リアンの伝達魔法を介してボロスとコンタクトを取ったミスズは、ボロスからシュバルトのことや千人魔法のことを聞き、ボロス兵全軍を連れ天星城に向かったのである。


ミスズは駆けつけるなり、懐の剣を抜き、ボロス達の前方から迫る敵兵の群れに突っ込み、兵達を斬り刻んでいく。
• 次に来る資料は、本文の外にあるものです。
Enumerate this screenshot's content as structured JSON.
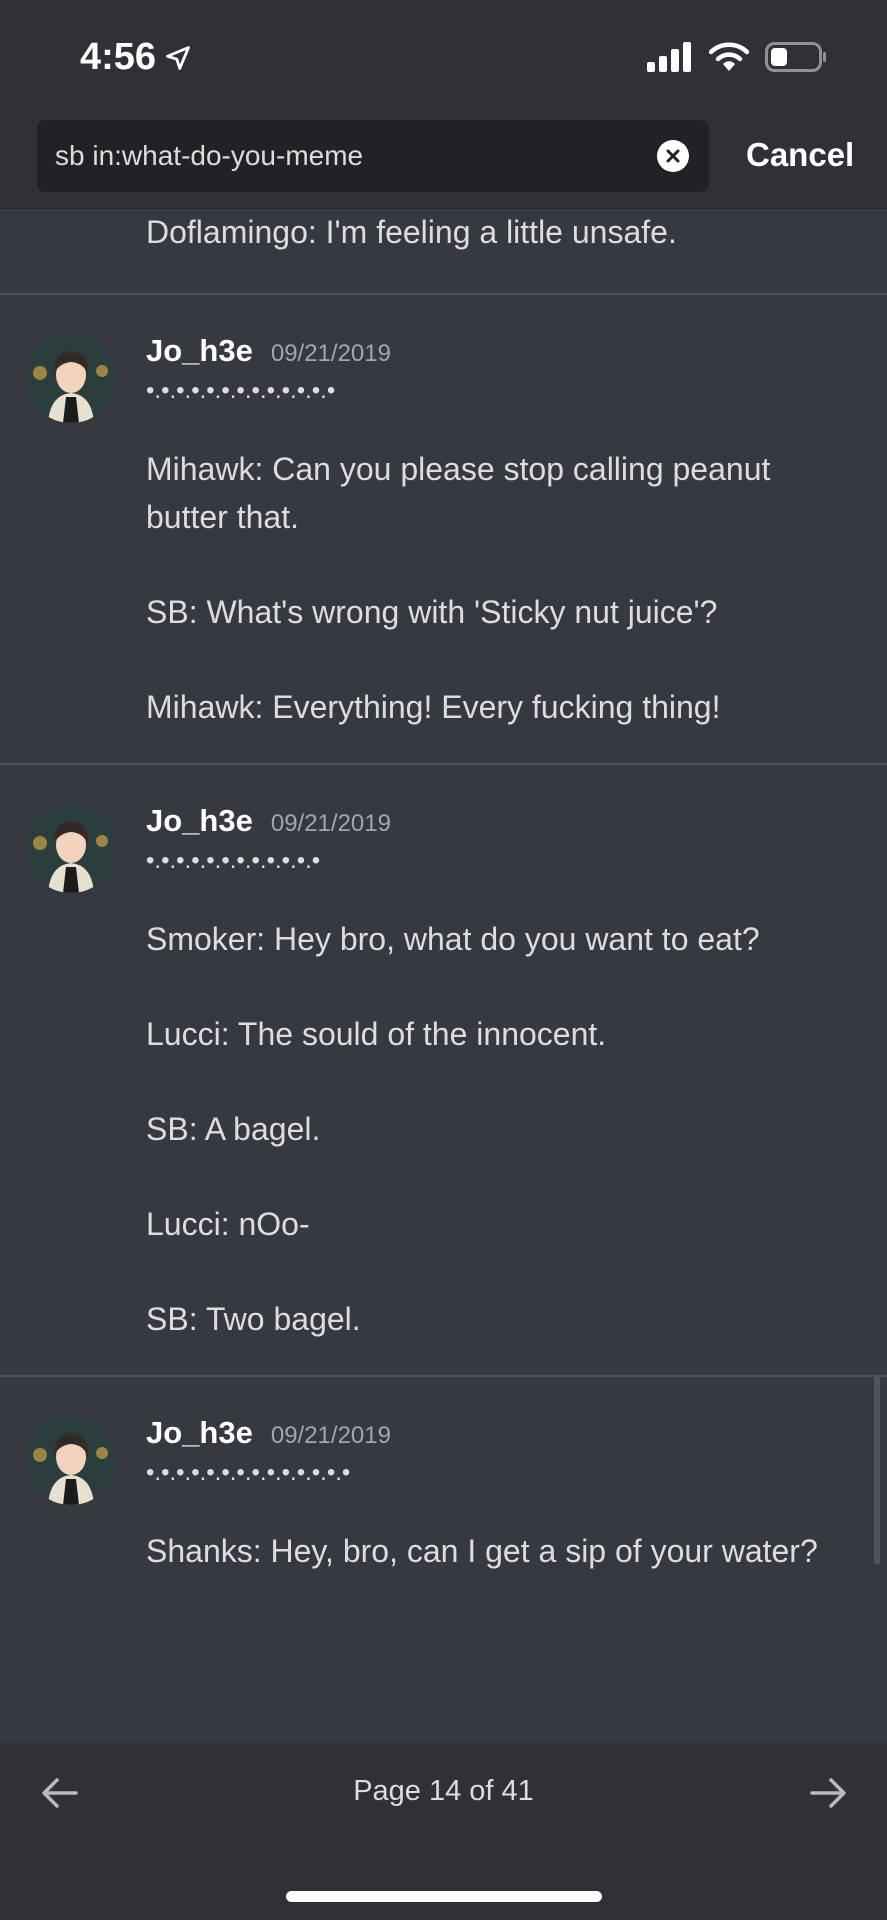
{
  "status_bar": {
    "time": "4:56",
    "icons": [
      "location-arrow-icon",
      "signal-icon",
      "wifi-icon",
      "battery-icon"
    ]
  },
  "search": {
    "query": "sb in:what-do-you-meme",
    "cancel_label": "Cancel"
  },
  "partial_message": {
    "text": "Doflamingo: I'm feeling a little unsafe."
  },
  "messages": [
    {
      "username": "Jo_h3e",
      "timestamp": "09/21/2019",
      "dots": "•.•.•.•.•.•.•.•.•.•.•.•.•",
      "lines": [
        "Mihawk: Can you please stop calling peanut butter that.",
        "SB: What's wrong with 'Sticky nut juice'?",
        "Mihawk: Everything! Every fucking thing!"
      ]
    },
    {
      "username": "Jo_h3e",
      "timestamp": "09/21/2019",
      "dots": "•.•.•.•.•.•.•.•.•.•.•.•",
      "lines": [
        "Smoker: Hey bro, what do you want to eat?",
        "Lucci: The sould of the innocent.",
        "SB: A bagel.",
        "Lucci: nOo-",
        "SB: Two bagel."
      ]
    },
    {
      "username": "Jo_h3e",
      "timestamp": "09/21/2019",
      "dots": "•.•.•.•.•.•.•.•.•.•.•.•.•.•",
      "lines": [
        "Shanks: Hey, bro, can I get a sip of your water?"
      ]
    }
  ],
  "pagination": {
    "label": "Page 14 of 41"
  },
  "colors": {
    "background": "#36393f",
    "header": "#2f3136",
    "search_box": "#202225",
    "divider": "#4f545c"
  }
}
ミスズの持つ剣のエメラルド色の鮮やかな刀身が戦場を流れる。


「道はわたしたちが開きます!みなさんは城の中へ!」


ミスズとボロス兵達が先陣を切り、敵兵に応戦していく。


その後方からリアン、ボロス、オルスロン、アントーンと数名のボロス兵が続いていく。


そして、一行は城の内部へ侵入することができた。


しかし、内部にも数名の元ノリエガ兵が残っており、リアン達を見つけるなり一斉に襲いかかってきた。


「やるしかねーみてーだな」


「みんな下がってて。多分今なら僕一人で何とかなります」


リアンはオルスロンの前に立ち、敵兵を見据える。


「裏切り者どもが!」


敵兵の一人が叫び声を上げながら、リアンに斬りかかる。

リアンは剣を持つ相手に対して丸腰だが一切動じない。


そして──


敵が振り下ろした剣をリアンは片手で受け止めた。


その後、素早く相手の背後に回り込み、手刀を首元に入れる。

すると、敵兵は失神し床に倒れ込んだ。


「お前本当にあのリアンかよ…!動きが全然見えなかったぜ!」


「狂薬のおかげだよ。今だけは僕……オルスロンより強いかもしれない」


「頼もしいじゃねーか!」


「おい!お前ら!まだまだ敵は来るぞ!」


残りの兵達が襲いかかってくる。


そしてそのほとんどをリアンが退けた。


「よし、とりあえずは片付いたな。後はシュバルトのところに向かうのみだ!」


「でもまだ罠が…」


そのリアンの不安を遮るようにアントーンが静かに呟いた。


「その心配ももう必要ない。解析は完了した」


「アントーンさん!」


「『感知魔法』発動────解除────」


途端に場内からハイゼンの魔力の気配が無くなった。

『罠魔法』は完全に解除されたのだ。


「さすが我らがアントーンだぜぇ!このまま突き進むぞ!恐らくやつらは霹靂の間にいるはずだ!」


「はい!」


リアン達は霹靂の間を目指して進んでいった。



キールさん…もうすぐです…!

もうすぐまた会えます!

必ずあなたをシュバルトから取り返します…!




「何してんだ、おめーら?俺の『罠魔法』が台無しじゃねーか」


霹靂の間の手前にある大広間に出た時、上方向から声がした。

大広間の二階フロアからこちらを見下ろす一人の男と、三体の魔獣がそこにいた。

そのうち一体は屋上にいた首の無い怪鳥ガルダであった。


「悪いが、ここから先は通せねーんだわ。」


「……ハイゼン、邪魔すんじゃねぇよ」


見下ろしていた男は元ノリエガ軍次将『罠魔法』の使い手ハイゼンであった。

ギロリとボロスがハイゼンを睨む。

しかし、それに怯む様子無く、頭をカリカリと掻いていた。

ハイゼンの魔力の出力が上がる。